I hadn’t really cooked any dishes from Ottolenghi’s books for about a year (and it would be another 6 months before I went back to cooking his recipes regularly). When I began cooking from Plenty More again, I realised 2 things: Firstly how much I had missed the flavours of Ottolenghi, and secondly I remembered the almost tedious number of processes in each recipe.
The deep sweetness and intensity produced by miso paste, combined with other Japanese staples, are guaranteed to put a smile on your dial on an overcast Winter or Early Spring day.
This one is no different. It has 7, yes seven, different processes with associated pots, pans and equipment. Make the vegetarian dashi, ribbon cut and soak ginger and spring onions, prep the eggplants, deep fry the eggplants, saute the onions, walnuts etc, make the sauce, cook the noodles.
So Ottolenghi flavours come at a price. Leave an afternoon free – at least several hours to cook and clean up – when making any of his dishes.
To be fair though – the man I call the Master of Flavour produces amazing dishes that makes the hours worth the effort!
This is an Ottolenghi dish from Plenty More – we are cooking our way through this book. We feel free to substitute ingredients that are not readily available in our local area. You can see the original recipe here.
Browse all of our Japanese dishes and all of our Eggplant recipes. Our Ottolenghi dishes from Plenty More are here. We have written about our experiences cooking through this book. Or explore our Mid Spring recipes.
Noodles with Fried Eggplant, Miso and Walnuts
0.5 medium cucumber
3 spring onions
2 small eggplants
250ml sunflower oil, plus 1 Tblspn extra
250g udon or soba noodles
sea salt to taste
100g shallots, thinly sliced
1 Tblspn chopped ginger
2 garlic cloves, crushed
120g walnuts, lightly toasted and roughly chopped
2 Tblspn mild miso paste
150ml vegetarian dashi
3 Tblspn mirin
2 Tblspn soy sauce
1 Tblspn caster sugar
1 Tblspn sake, optional
Cut the cucumber into long, thin, 2mm-thick strips and chill. Cut the spring onions into 5cm lengths then in half lengthwise, then cut into thin julienne and place in a bowl of iced water and chill. Place 10g of the ginger in the water with the spring onions.
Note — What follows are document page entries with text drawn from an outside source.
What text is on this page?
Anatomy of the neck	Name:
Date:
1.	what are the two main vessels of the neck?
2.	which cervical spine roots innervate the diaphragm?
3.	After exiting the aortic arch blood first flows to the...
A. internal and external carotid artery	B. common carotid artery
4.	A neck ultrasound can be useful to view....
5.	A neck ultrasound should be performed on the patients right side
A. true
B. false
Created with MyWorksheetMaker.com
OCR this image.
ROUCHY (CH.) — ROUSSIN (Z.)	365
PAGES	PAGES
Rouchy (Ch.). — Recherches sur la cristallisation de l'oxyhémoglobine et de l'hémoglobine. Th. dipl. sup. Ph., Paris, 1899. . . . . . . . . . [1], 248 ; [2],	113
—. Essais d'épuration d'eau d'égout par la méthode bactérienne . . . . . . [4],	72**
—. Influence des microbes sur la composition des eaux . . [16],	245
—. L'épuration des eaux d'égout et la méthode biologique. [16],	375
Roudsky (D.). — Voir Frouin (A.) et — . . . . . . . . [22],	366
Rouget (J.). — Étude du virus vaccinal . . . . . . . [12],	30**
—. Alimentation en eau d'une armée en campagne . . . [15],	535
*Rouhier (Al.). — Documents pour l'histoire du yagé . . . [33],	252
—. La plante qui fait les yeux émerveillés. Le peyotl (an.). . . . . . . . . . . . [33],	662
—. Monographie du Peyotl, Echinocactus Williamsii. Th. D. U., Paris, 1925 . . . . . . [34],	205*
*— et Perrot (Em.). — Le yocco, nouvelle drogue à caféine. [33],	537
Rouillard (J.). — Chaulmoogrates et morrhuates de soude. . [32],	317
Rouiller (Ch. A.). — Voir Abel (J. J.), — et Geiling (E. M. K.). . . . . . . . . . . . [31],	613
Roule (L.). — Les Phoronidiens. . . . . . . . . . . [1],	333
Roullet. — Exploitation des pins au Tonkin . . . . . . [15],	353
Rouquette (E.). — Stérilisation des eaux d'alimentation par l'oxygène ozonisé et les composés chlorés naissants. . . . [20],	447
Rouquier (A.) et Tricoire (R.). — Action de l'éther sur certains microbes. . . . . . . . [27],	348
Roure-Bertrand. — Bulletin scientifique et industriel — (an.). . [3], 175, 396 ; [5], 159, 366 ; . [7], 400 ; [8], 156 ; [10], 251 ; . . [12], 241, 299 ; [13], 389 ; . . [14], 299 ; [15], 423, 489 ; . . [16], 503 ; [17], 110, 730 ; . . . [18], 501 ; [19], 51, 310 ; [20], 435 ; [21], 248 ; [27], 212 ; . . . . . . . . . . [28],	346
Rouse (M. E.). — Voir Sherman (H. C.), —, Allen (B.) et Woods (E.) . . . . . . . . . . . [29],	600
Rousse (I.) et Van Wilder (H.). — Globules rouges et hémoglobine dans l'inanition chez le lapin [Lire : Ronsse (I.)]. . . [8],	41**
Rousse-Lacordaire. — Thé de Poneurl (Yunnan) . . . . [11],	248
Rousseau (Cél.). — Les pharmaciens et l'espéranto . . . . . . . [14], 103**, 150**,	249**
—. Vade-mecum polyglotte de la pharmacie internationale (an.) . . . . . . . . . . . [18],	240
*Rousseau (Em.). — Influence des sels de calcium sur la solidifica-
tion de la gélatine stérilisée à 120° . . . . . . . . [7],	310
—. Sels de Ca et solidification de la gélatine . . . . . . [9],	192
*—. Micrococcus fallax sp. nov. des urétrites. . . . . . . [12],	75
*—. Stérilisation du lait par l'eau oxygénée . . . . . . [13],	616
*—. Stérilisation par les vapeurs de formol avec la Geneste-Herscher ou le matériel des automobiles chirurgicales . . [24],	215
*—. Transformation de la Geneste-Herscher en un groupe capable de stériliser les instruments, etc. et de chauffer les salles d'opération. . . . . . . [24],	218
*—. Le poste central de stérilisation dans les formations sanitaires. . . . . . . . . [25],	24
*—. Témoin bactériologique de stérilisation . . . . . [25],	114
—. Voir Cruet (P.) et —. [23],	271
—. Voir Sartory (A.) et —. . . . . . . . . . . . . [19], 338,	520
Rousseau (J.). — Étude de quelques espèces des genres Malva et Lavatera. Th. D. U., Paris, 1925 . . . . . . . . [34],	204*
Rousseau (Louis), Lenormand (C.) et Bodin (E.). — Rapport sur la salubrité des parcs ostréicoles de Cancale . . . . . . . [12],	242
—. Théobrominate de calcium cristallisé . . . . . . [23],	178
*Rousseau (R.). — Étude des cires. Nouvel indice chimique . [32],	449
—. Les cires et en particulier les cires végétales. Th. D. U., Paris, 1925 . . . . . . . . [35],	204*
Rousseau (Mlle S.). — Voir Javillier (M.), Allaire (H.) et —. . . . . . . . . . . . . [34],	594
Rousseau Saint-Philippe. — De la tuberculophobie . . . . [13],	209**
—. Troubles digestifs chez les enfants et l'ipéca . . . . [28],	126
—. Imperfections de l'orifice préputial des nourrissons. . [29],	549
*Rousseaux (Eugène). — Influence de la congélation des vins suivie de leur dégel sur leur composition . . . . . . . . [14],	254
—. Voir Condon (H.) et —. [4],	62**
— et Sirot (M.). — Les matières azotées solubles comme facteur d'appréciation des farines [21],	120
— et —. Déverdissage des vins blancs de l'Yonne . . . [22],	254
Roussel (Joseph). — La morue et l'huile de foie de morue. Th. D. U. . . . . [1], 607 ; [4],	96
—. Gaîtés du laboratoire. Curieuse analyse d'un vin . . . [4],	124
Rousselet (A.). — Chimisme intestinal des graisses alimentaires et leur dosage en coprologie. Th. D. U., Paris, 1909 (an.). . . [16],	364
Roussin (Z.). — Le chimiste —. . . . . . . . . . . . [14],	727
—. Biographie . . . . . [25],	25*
Use a potato peeler to peel strips of skin from the aubergines, from top to bottom, so it leaves a stripy pattern. Discard the peels. Cut the aubergines into 2.5cm-thick discs, then cut each disc into four.
Heat 250ml oil in a medium pan and deep-fry the aubergine in batches until golden and cooked through. Transfer to a colander, sprinkle with a little salt and leave to drain.
make the topping
Put the shallots and remaining oil in a large pan and sauté on medium heat. Once they soften, after about two minutes, add the remaining ginger and garlic, and cook on low heat for five minutes. Add the walnuts and fried aubergine, stir, remove from heat and set aside.
If you have made your own dashi, remove the shiitake mushrooms and/or kombu and slice very thinly. Add to the pan with the aubergines.
make the sauce
In a bowl, whisk the remaining sauce ingredients (not the noodles, cucumber or spring onions), then add to the pan with the eggplants.
Cook the noodles as instructed on the packet. While you do so, reheat the sauce and allow some evaporation so it thickens a little but not much.
Drain and dry the spring onion and ginger.
Serve individual portions of hot noodles, topped in the centre with walnut sauce. Finish with a sprinkling of the cucumber, ginger and spring onion.
recipe notes and alternatives
I make my own dashi, or you can just simmer kombu, an edible kelp, for just five minutes in a little water (buy it online, or at Asian, Japanese and some health-food stores). Or simmer with some soaked dried shiitake mushrooms.